Various approaches to the calculation of a goodness of fit measure for GLMs analogous to R-squared in the ordinary linear model have been proposed. Generally termed 'pseudo R-squared' measures, they include variance-based, likelihood-based, and distribution-specific approaches. Here however, a more straightforward definition is used, which can be applied to any model for which fitted values of the response variable are generated: R-squared is calculated as the squared (weighted) correlation between the observed and fitted values of the response (in the original units). This is simply the squared version of the correlation measure advocated by Zheng & Agresti (2000), itself an intuitive measure of goodness of fit describing the predictive power of a model. As the measure does not depend on any specific error distribution or model estimating procedure, it is also generally comparable across many different types of model (Kvalseth, 1985). In the case of the ordinary linear model, the measure is exactly equal to the traditional R-squared based on sums of squares.

If adj = TRUE (default), the 'adjusted' R-squared value is also returned, which provides an estimate of the population – as opposed to sample – R-squared. This is achieved via an analytical formula which adjusts R-squared using the 'degrees of freedom' of the model (i.e. the ratio of observations to parameters), helping to counter multiple R-squared's positive bias and guard against overfitting of the model to noise in the original sample.

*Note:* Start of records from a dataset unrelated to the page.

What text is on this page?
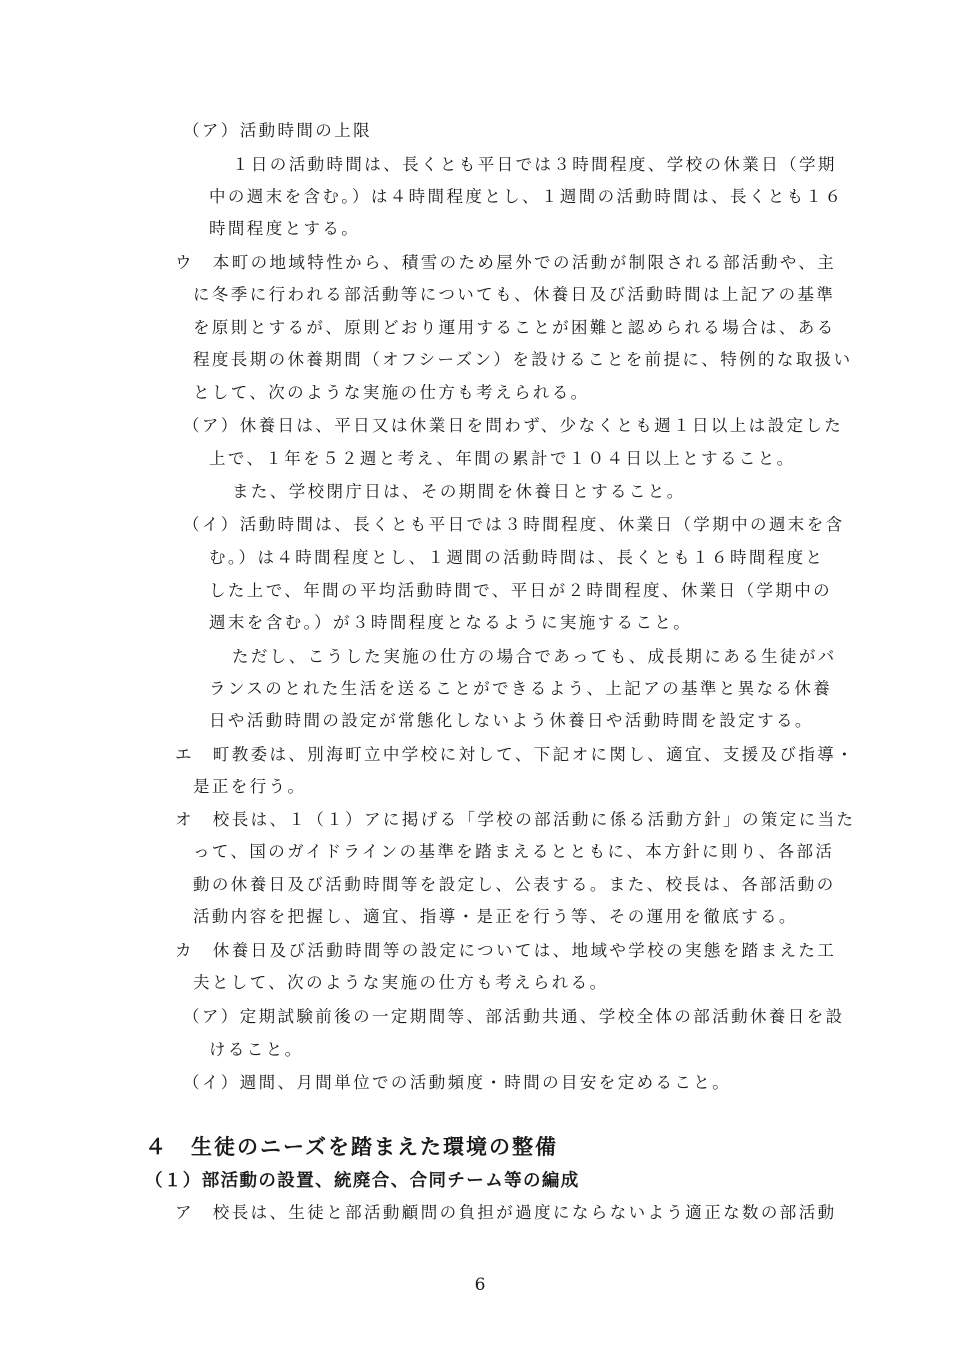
（ア）活動時間の上限
１日の活動時間は、長くとも平日では３時間程度、学校の休業日（学期
中の週末を含む。）は４時間程度とし、１週間の活動時間は、長くとも１６
時間程度とする。
ウ　本町の地域特性から、積雪のため屋外での活動が制限される部活動や、主
に冬季に行われる部活動等についても、休養日及び活動時間は上記アの基準
を原則とするが、原則どおり運用することが困難と認められる場合は、ある
程度長期の休養期間（オフシーズン）を設けることを前提に、特例的な取扱い
として、次のような実施の仕方も考えられる。
（ア）休養日は、平日又は休業日を問わず、少なくとも週１日以上は設定した
上で、１年を５２週と考え、年間の累計で１０４日以上とすること。
また、学校閉庁日は、その期間を休養日とすること。
（イ）活動時間は、長くとも平日では３時間程度、休業日（学期中の週末を含
む。）は４時間程度とし、１週間の活動時間は、長くとも１６時間程度と
した上で、年間の平均活動時間で、平日が２時間程度、休業日（学期中の
週末を含む。）が３時間程度となるように実施すること。
ただし、こうした実施の仕方の場合であっても、成長期にある生徒がバ
ランスのとれた生活を送ることができるよう、上記アの基準と異なる休養
日や活動時間の設定が常態化しないよう休養日や活動時間を設定する。
エ　町教委は、別海町立中学校に対して、下記オに関し、適宜、支援及び指導・
是正を行う。
オ　校長は、１（１）アに掲げる「学校の部活動に係る活動方針」の策定に当た
って、国のガイドラインの基準を踏まえるとともに、本方針に則り、各部活
動の休養日及び活動時間等を設定し、公表する。また、校長は、各部活動の
活動内容を把握し、適宜、指導・是正を行う等、その運用を徹底する。
カ　休養日及び活動時間等の設定については、地域や学校の実態を踏まえた工
夫として、次のような実施の仕方も考えられる。
（ア）定期試験前後の一定期間等、部活動共通、学校全体の部活動休養日を設
けること。
（イ）週間、月間単位での活動頻度・時間の目安を定めること。
４　生徒のニーズを踏まえた環境の整備
（１）部活動の設置、統廃合、合同チーム等の編成
ア　校長は、生徒と部活動顧問の負担が過度にならないよう適正な数の部活動
6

By default, this is calculated via the exact 'Olkin-Pratt' estimator, shown in recent simulations to be the optimal unbiased population R-squared estimator across a range of estimators and specification scenarios (Karch, 2020), and thus a good general first choice, even for smaller sample sizes. Setting adj.type = "ezekiel" however will use the simpler and more common 'Ezekiel' formula, which can be more appropriate where minimising the mean squared error (MSE) of the estimate is more important than strict unbiasedness (Hittner, 2019; Karch, 2020).

If pred = TRUE (default), a 'predicted' R-squared is also returned, which is calculated via the same formula as for R-squared but using cross-validated, rather than original, fitted values. These are obtained by dividing the model residuals (in the response scale) by the complement of the observation leverages (diagonals of the hat matrix), then subtracting these inflated 'predicted' residuals from the response variable. This is essentially a short cut to obtaining 'out-of-sample' predictions, normally arising via a 'leave-one-out' cross-validation procedure (they are not exactly equal for GLMs). The resulting R-squared is an estimate of the R-squared that would result were the model fit to new data, and will be lower than the original – and likely also the adjusted – R-squared, highlighting the loss of explanatory power due to sample noise. Predicted R-squared may be a more powerful and general indicator of overfitting than adjusted R-squared, as it provides a true out-of-sample test. This measure is a variant of an existing one, calculated by substituting the 'PRESS' statistic, i.e. the sum of squares of the predicted residuals (Allen, 1974), for the residual sum of squares in the classic R-squared formula. It is not calculated here for GLMMs, as the interpretation of the hat matrix is not reliable (see lme4:::hatvalues.merMod()).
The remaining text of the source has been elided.